We had lunch and did a little shopping. I had brought up some of the Kid's cds: a couple of Taylor Swifts and a James Taylor compilation. She loves him. Sweet Baby James was a lullaby I sang to her (so was the Sisters of Mercy, but she doesn't have a thing for Leonard Cohen for some reason). She dragged me into a record store.
"I need some Joni Mitchell."
'You know, she turned 80 yesterday."
She didn't know.
We find the Joni section on the rack. I was hoping they might have the Rhino Records 5-disc compilation of the late 60s songs and I'd get her an early Christmas present. Instead there was something I didn't know existed: a BBC session recorded in 1970 with James Taylor playing additional guitar and singing harmony on some songs. Bingo.
After a truncated tour of the university we went back to her room, took Carole King's Tapestries out of the cd player and listened to the new purchase.
It was amazing to think that the session took place the same month I began my junior year abroad in England. More extraordinary to think that these songs and performers which I listened to a lot when I was an undergraduate are still around half a century later.
I assured the kid that in 1968 when I started Antioch College in Yellow Springs, Ohio. I wasn't listening to pop music from 1918.
"You guys were sooo lucky, you had the best music."
I wasn't going to disagree.
I asked her to skip ahead to The Circle Game, another song I lullabied her to sleep with. This rendition starts with the chorus.
"And the seasons, they go round and round/the painted ponies go up and down ..."

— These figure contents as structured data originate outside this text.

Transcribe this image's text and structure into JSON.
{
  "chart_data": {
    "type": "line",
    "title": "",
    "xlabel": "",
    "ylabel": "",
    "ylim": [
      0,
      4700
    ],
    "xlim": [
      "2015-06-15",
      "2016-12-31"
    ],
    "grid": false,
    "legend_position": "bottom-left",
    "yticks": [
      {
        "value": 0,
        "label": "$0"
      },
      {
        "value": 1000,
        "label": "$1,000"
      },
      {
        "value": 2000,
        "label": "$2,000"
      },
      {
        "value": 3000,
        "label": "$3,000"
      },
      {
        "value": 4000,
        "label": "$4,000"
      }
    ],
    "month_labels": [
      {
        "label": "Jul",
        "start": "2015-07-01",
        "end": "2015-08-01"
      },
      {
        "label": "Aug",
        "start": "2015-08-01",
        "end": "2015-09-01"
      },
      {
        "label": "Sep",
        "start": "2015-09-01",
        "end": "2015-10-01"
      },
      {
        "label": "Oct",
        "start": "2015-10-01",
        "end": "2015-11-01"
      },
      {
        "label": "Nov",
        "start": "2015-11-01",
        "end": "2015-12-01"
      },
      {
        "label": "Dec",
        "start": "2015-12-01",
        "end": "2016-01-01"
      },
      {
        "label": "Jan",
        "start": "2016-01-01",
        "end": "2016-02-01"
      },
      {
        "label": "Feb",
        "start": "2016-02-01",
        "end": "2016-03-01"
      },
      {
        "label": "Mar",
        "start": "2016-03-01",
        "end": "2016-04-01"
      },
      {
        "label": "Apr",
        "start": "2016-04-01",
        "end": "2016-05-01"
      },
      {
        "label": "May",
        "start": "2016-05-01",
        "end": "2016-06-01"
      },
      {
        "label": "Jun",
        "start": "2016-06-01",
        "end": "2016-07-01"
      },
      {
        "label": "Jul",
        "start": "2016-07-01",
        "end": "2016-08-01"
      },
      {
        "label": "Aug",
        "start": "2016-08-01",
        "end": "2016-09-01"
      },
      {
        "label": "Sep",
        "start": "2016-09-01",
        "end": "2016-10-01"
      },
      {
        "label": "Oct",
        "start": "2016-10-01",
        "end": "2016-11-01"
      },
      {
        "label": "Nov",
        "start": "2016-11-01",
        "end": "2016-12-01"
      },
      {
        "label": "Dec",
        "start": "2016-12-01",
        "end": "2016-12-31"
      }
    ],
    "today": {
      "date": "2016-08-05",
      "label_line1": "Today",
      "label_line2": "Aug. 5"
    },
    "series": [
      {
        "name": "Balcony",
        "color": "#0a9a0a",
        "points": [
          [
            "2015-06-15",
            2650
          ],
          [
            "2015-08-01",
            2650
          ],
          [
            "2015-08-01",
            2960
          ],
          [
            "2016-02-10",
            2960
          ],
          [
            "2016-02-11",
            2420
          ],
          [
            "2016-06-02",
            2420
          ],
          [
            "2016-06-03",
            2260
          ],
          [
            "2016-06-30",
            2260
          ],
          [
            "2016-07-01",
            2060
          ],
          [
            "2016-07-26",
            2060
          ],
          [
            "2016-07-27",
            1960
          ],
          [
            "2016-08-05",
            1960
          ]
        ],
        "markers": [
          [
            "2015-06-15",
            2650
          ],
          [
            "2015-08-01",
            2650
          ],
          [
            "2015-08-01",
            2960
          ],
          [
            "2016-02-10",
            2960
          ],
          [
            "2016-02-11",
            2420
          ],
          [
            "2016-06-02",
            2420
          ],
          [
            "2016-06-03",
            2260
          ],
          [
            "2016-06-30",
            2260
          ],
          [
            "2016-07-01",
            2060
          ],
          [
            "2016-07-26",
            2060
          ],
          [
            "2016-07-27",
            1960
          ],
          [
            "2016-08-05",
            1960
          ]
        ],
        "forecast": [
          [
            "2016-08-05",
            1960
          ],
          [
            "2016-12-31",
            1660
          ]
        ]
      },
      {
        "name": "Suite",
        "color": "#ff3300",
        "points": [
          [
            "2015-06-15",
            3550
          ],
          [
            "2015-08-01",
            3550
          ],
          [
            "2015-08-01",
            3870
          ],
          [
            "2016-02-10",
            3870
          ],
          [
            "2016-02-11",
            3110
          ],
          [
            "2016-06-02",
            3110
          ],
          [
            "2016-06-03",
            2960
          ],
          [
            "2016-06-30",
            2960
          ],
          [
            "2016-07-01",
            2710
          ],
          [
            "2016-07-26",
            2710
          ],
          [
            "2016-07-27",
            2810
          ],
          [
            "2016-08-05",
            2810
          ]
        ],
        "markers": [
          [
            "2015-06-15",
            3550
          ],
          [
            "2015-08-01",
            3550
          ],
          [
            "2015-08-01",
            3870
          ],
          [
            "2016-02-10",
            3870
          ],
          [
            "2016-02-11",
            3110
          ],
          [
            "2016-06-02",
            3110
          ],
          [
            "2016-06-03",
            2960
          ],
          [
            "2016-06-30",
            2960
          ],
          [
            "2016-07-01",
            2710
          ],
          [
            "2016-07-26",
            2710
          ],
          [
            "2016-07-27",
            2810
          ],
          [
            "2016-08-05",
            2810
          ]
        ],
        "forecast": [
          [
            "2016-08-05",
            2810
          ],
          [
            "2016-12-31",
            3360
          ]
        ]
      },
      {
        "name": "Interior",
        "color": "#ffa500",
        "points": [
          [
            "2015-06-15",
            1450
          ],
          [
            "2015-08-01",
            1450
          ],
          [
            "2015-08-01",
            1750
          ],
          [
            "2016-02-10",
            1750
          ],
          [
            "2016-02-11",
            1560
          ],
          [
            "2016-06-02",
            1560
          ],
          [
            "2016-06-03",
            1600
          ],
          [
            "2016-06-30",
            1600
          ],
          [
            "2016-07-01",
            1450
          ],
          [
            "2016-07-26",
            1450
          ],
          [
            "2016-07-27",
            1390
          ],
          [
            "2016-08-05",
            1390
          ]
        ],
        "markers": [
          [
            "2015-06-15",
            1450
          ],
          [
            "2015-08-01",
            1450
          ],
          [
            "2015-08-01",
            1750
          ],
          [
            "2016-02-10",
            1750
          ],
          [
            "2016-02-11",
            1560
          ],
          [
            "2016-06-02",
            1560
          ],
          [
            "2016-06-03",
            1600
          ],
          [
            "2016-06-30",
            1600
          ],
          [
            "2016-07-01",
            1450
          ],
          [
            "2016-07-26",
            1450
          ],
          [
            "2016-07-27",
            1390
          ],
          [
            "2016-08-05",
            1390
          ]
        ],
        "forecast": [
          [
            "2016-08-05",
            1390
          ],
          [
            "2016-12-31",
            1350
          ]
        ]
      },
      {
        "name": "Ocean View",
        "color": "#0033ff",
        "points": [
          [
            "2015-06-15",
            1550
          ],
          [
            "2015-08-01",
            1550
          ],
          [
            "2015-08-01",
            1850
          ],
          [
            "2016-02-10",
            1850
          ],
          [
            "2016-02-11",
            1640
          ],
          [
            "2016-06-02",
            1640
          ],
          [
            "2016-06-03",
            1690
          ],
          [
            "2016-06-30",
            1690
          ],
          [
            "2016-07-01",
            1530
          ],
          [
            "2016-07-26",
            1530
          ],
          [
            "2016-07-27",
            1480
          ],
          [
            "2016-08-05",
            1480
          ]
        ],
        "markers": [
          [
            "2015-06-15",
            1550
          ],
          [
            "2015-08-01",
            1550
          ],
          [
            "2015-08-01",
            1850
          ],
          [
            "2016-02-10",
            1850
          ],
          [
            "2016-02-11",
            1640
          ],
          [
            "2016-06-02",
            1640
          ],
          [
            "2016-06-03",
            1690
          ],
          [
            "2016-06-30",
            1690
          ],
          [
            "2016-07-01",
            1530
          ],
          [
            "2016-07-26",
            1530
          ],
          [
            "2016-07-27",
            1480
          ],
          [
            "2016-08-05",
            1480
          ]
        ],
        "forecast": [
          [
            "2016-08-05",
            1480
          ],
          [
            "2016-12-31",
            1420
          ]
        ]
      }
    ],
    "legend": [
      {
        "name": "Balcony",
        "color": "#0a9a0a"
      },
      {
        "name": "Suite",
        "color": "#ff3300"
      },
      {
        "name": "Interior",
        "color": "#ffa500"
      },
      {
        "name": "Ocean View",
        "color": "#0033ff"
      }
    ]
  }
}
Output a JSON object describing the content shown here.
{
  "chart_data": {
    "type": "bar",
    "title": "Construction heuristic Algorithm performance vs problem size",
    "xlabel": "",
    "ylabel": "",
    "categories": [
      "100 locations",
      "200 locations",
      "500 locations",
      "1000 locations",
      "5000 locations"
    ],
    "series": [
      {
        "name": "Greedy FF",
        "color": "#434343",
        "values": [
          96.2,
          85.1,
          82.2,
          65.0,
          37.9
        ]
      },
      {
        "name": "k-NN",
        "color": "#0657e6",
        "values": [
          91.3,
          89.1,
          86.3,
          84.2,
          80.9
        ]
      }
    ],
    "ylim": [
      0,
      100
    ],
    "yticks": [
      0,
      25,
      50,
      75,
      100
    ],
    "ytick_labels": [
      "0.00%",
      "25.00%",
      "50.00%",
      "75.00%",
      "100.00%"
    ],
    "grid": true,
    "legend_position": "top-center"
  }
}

“Yesterday, a child came out to wonder ..."
I started to cry.
After I'd composed myself we passed the afternoon talking about interesting things.

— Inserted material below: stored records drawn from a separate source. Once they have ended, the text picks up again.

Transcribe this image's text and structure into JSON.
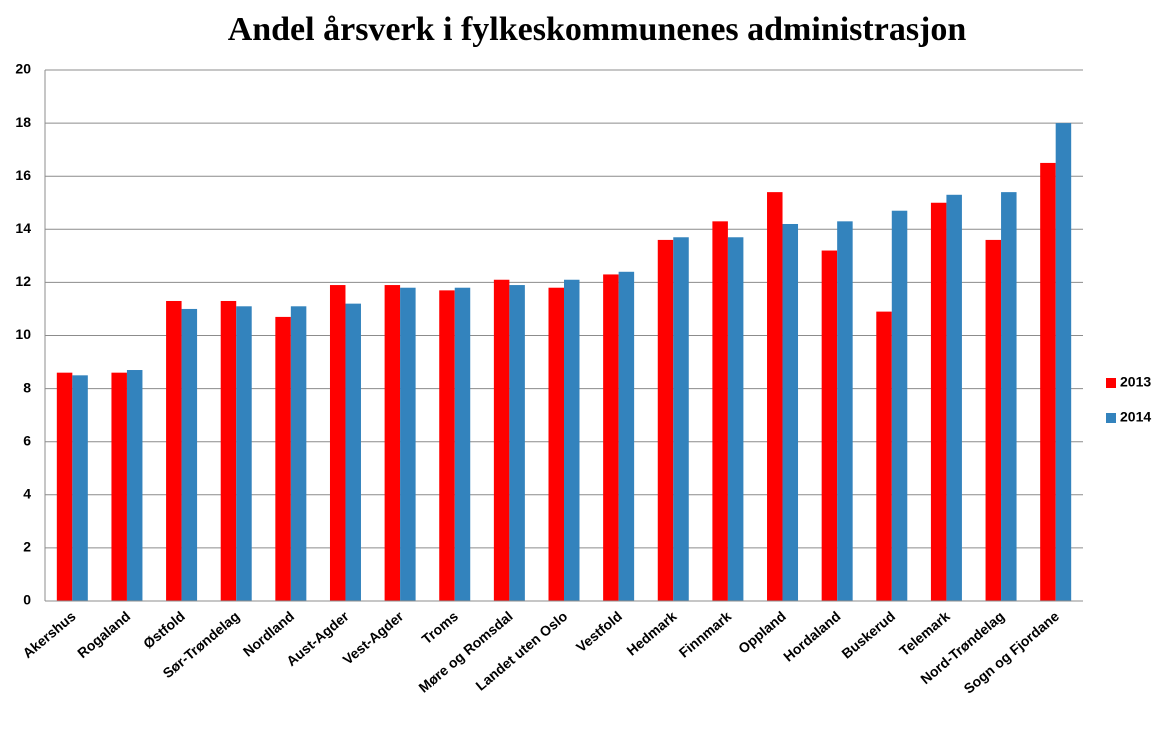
{
  "chart_data": {
    "type": "bar",
    "title": "Andel årsverk i fylkeskommunenes administrasjon",
    "categories": [
      "Akershus",
      "Rogaland",
      "Østfold",
      "Sør-Trøndelag",
      "Nordland",
      "Aust-Agder",
      "Vest-Agder",
      "Troms",
      "Møre og Romsdal",
      "Landet uten Oslo",
      "Vestfold",
      "Hedmark",
      "Finnmark",
      "Oppland",
      "Hordaland",
      "Buskerud",
      "Telemark",
      "Nord-Trøndelag",
      "Sogn og Fjordane"
    ],
    "series": [
      {
        "name": "2013",
        "color": "#ff0000",
        "values": [
          8.6,
          8.6,
          11.3,
          11.3,
          10.7,
          11.9,
          11.9,
          11.7,
          12.1,
          11.8,
          12.3,
          13.6,
          14.3,
          15.4,
          13.2,
          10.9,
          15.0,
          13.6,
          16.5
        ]
      },
      {
        "name": "2014",
        "color": "#3383bd",
        "values": [
          8.5,
          8.7,
          11.0,
          11.1,
          11.1,
          11.2,
          11.8,
          11.8,
          11.9,
          12.1,
          12.4,
          13.7,
          13.7,
          14.2,
          14.3,
          14.7,
          15.3,
          15.4,
          18.0
        ]
      }
    ],
    "ylim": [
      0,
      20
    ],
    "yticks": [
      0,
      2,
      4,
      6,
      8,
      10,
      12,
      14,
      16,
      18,
      20
    ],
    "grid": true,
    "legend": "right"
  }
}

"Were you around for the second wave?"
"Are you shitting me? The second wave broke over my head. But it was a strange time because for people my age the Second Wave of feminism was happening at the same time as sexual liberation became a key part of the lifestyle revolution and it wasn't always possible to reconcile the two. Very confusing when you are 18."
We also spoke about the Israel-Hamas war and her surprise at finding how many of her friends took the Hamas side with all the anti-Semitic rhetoric that goes with it. She seems to be handling it alright. Patiently explaining to friends who seem willing to listen that, “From the River to the Sea, Palestine Will Be Free,” is not just a slogan for liberation but a call for the elimination of Israel, the only Jewish state. Those who aren’t interested in discussion, she blocks.

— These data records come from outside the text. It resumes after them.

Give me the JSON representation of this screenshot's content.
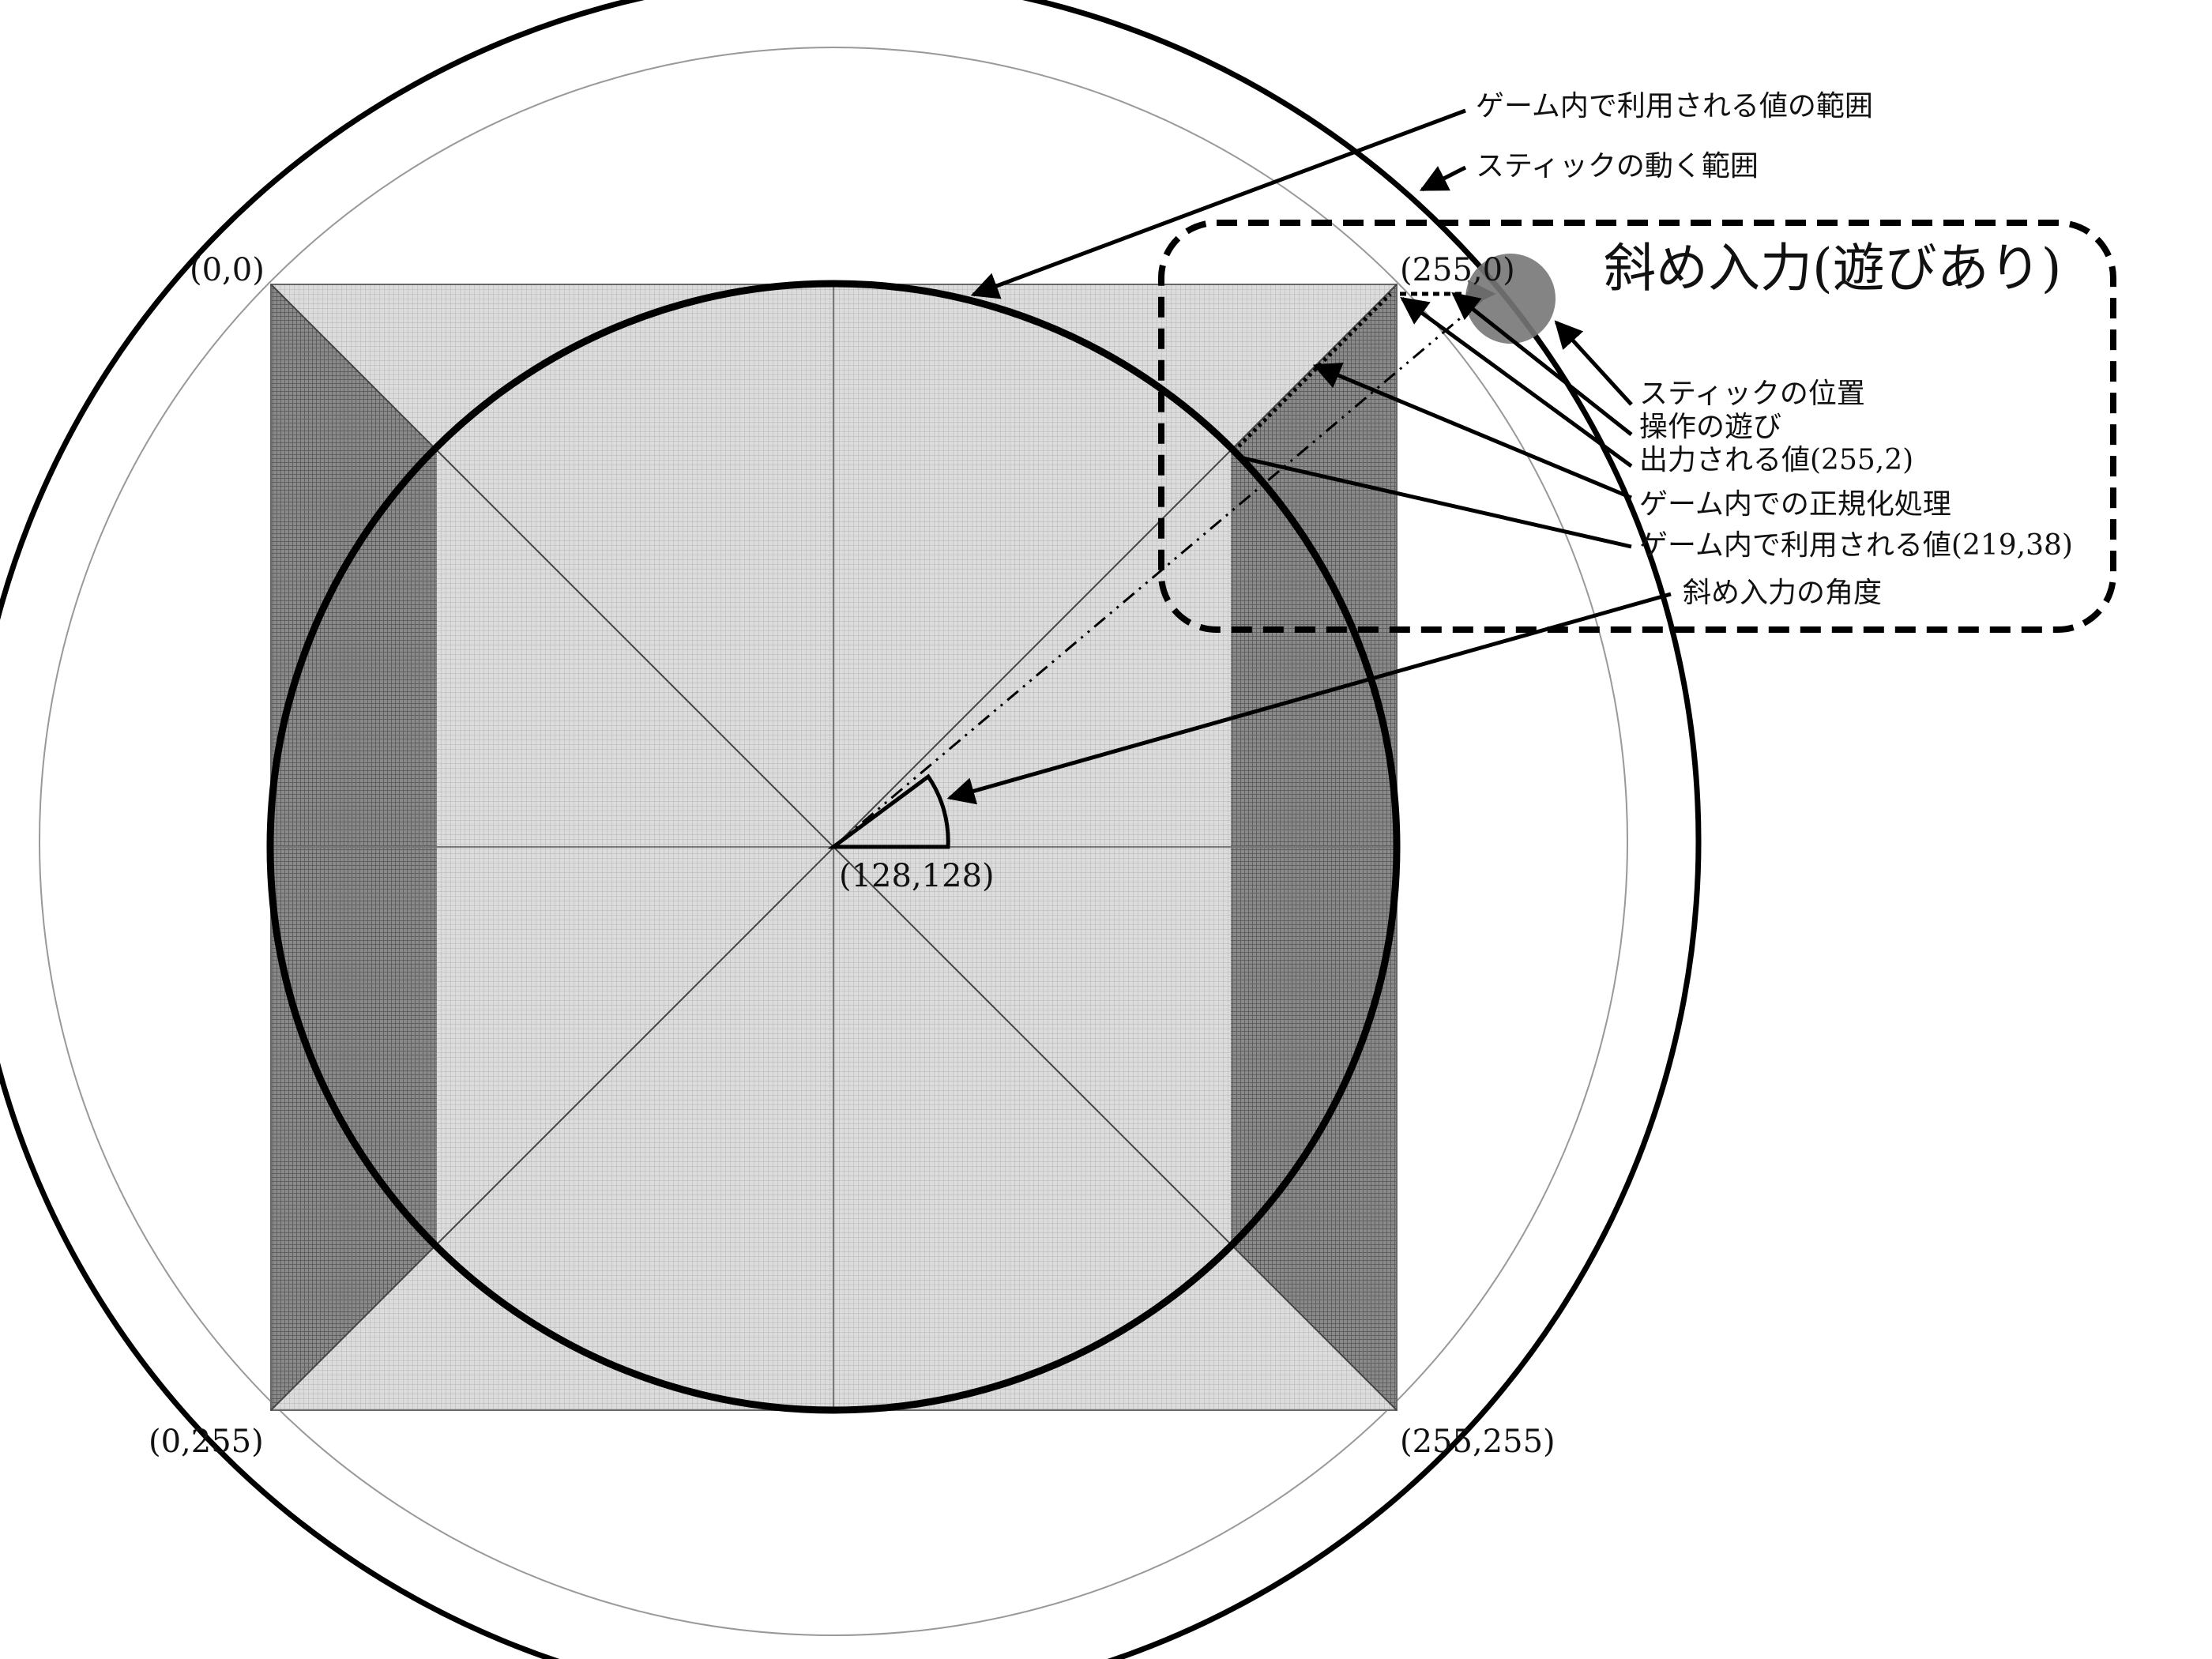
{
  "coordinates": {
    "top_left": "(0,0)",
    "top_right": "(255,0)",
    "bottom_left": "(0,255)",
    "bottom_right": "(255,255)",
    "center": "(128,128)"
  },
  "callout_title": "斜め入力(遊びあり)",
  "labels": {
    "game_value_range": "ゲーム内で利用される値の範囲",
    "stick_range": "スティックの動く範囲",
    "stick_position": "スティックの位置",
    "play": "操作の遊び",
    "output_value": "出力される値(255,2)",
    "normalization": "ゲーム内での正規化処理",
    "game_value": "ゲーム内で利用される値(219,38)",
    "diagonal_angle": "斜め入力の角度"
  }
}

I didn’t tell her that the first time I heard the expression, “From the River to the Sea” it was spoken by a messianic Zionist at his Jerusalem yeshiva explaining how Palestinians would be driven from the West Bank, and all the land of ancient Israel would be for Jews and Jews only.
And on the train back to London I thought “From the River” etc is a two-edged sword, like the Roman gladius. Which made me think of the Jewish sect, the zealots, who revolted against the Roman presence in Judea which led to the Romans destroying Jerusalem and the second temple in 70 CE; and this made me think of the last Jewish revolt against them led by Simon Bar-Kochba in 135 which led to the utter destruction of Judaea and its being renamed, Syria Palaestina or Palaestina for short, and deepening diaspora as the place became unlivable for Jews; which led after 1900 years of wandering and suffering to return to the land and which is now being led by Jewish zealots towards …
It really is lonely and difficult maintaining balance on the head of my pin. How are you doing on yours?
“Clowns to the left of me, jokers to the right” comes to mind, that’s how I am experiencing it.
I had a book on Kahane but lent it out and never got it back.